Now I speak of that time and those powers in the
past tense as the feeling of strangeness and newness that was part of what
made it so breath-taking has faded away. The power itself is still
with me, however; I exercise it almost daily. In fact, I actually produce
greater amounts of substantial work now than I did then, when it was at its
peak, because I am able to work steadily without exhausting myself and having
to pause to recover--although I am feeling a great surge of adrenaline now,
merely by placing myself within the stream of it again by writing about it.
That too will wear away in time, but for now this writing of prose has the
power of novelty in itself. The newness of overwhelming erotic love,
alas, is very distant from me now. The spiritual love that underlay
all the ecstasy is as strong as ever, but it is very different in character
and it expresses itself in different ways. Did I not begin by saying
that not all poets base their work on romantic love? I never really
believed I would, until it happened, and now that that phase has drawn to
a close, I wonder what is next. Even if my caring for my friend were
not still too strong to permit me to look around for the next object of passion,
I would hardly expect that same bolt of lightning to strike me twice in one
lifetime. An uncontainable force possessed me and lent me the use of
unlimited reservoirs of magical words to express as closely and as faithfully
as possible that which is essentially ineffable. Now another change
is upon me and I do not know where it will lead me, but I trust that it will
take me into places equally astonishing before this lifework is closed.
Debora, my newly-enamored friend, has been going
through a long and rough transition together with me. That her life
has taken this wonderful sudden turn is a sign to me that my change is also
drawing very near. I can feel it; it is like the charge of a late-summer
storm in the air. Where will I be this time next year? My body
could be anywhere. I won’t be disappointed if it is still right here.

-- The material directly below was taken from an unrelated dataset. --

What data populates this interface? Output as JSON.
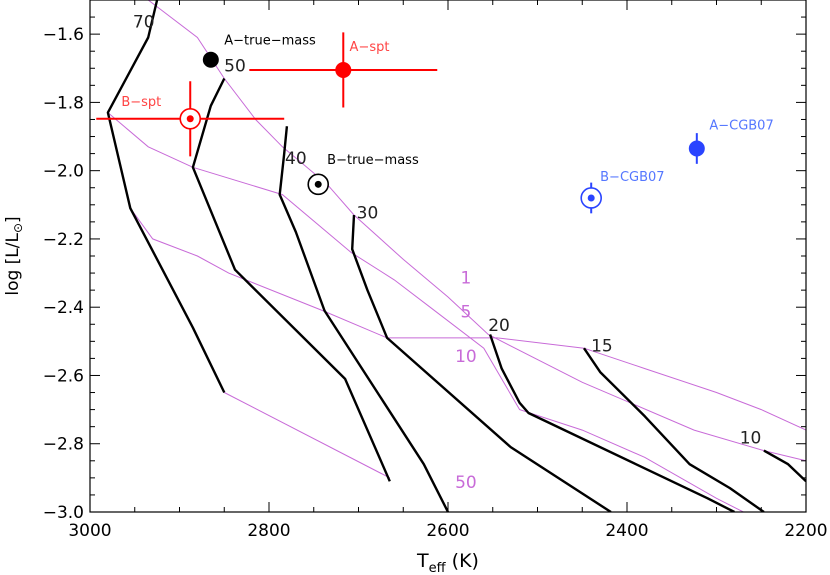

My heart and mind will be more firmly than ever in the grip of song, and
that is truly my greatest love.
P.S.: The joke’s on us--I just checked to make sure it was Schubert who went mad. It was--and it happened because he had syphilis, a venereal disease--a rather literal form of love-sickness! The root of 'venereal' is the name of Venus, goddess of erotic love.

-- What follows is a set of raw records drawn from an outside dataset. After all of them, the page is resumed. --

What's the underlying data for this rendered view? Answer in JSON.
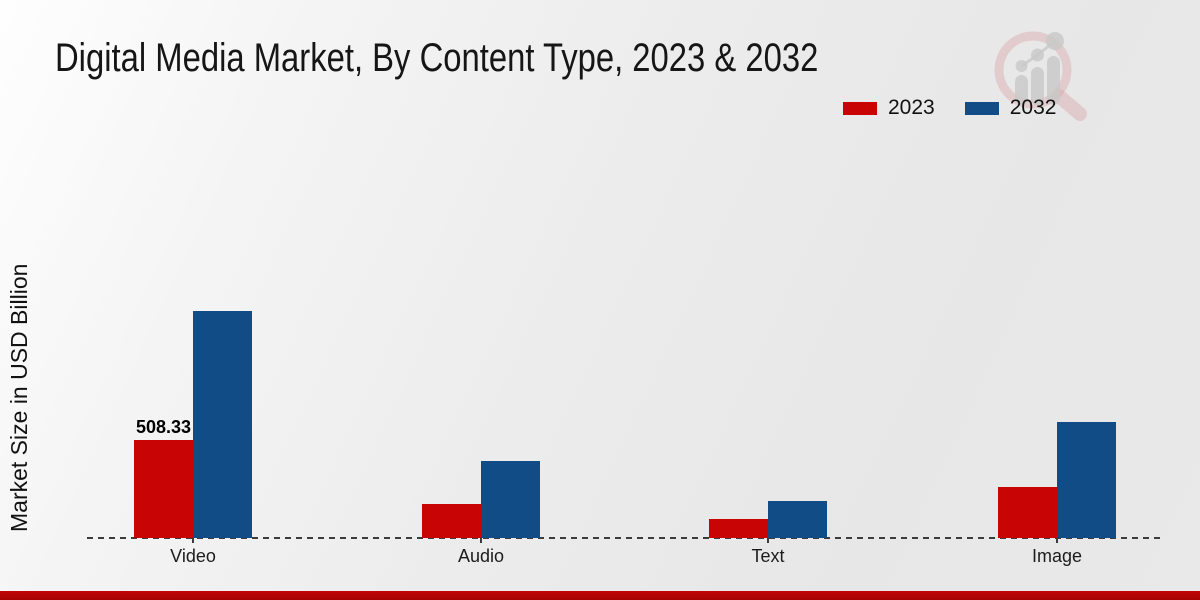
{
  "chart_data": {
    "type": "bar",
    "title": "Digital Media Market, By Content Type, 2023 & 2032",
    "ylabel": "Market Size in USD Billion",
    "xlabel": "",
    "categories": [
      "Video",
      "Audio",
      "Text",
      "Image"
    ],
    "series": [
      {
        "name": "2023",
        "color": "#c90404",
        "values": [
          508.33,
          175,
          98,
          265
        ]
      },
      {
        "name": "2032",
        "color": "#114c87",
        "values": [
          1180,
          400,
          190,
          600
        ]
      }
    ],
    "ylim": [
      0,
      1250
    ],
    "grid": false,
    "axis_style": "dashed-baseline-only",
    "legend_position": "top-right",
    "data_labels": [
      {
        "category": "Video",
        "series": "2023",
        "text": "508.33"
      }
    ]
  },
  "watermark": {
    "name": "magnifier-growth-chart-logo"
  },
  "footer": {
    "accent_color": "#b70505"
  },
  "background": {
    "base": "#ebebeb"
  }
}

P.P.S: After writing this, I received a message from my one online friend. He had a huge, huge power dream last night, a true spiritual opening. His dream spoke through some of the same imagery as the book I am working on at present. That book is about the friend I fell in love with, who appears in it as the title figure Alban, but it also has a part for a supportive younger friend who is a natural psychic medium and whose role in the story is to help my character come to terms of understanding with Alban. I met that character before I met Micah online, and now new circles are joining. Let us all rejoice--in the somber knowledge that we have come to a bright green glade in what is still a shadow-dark forest.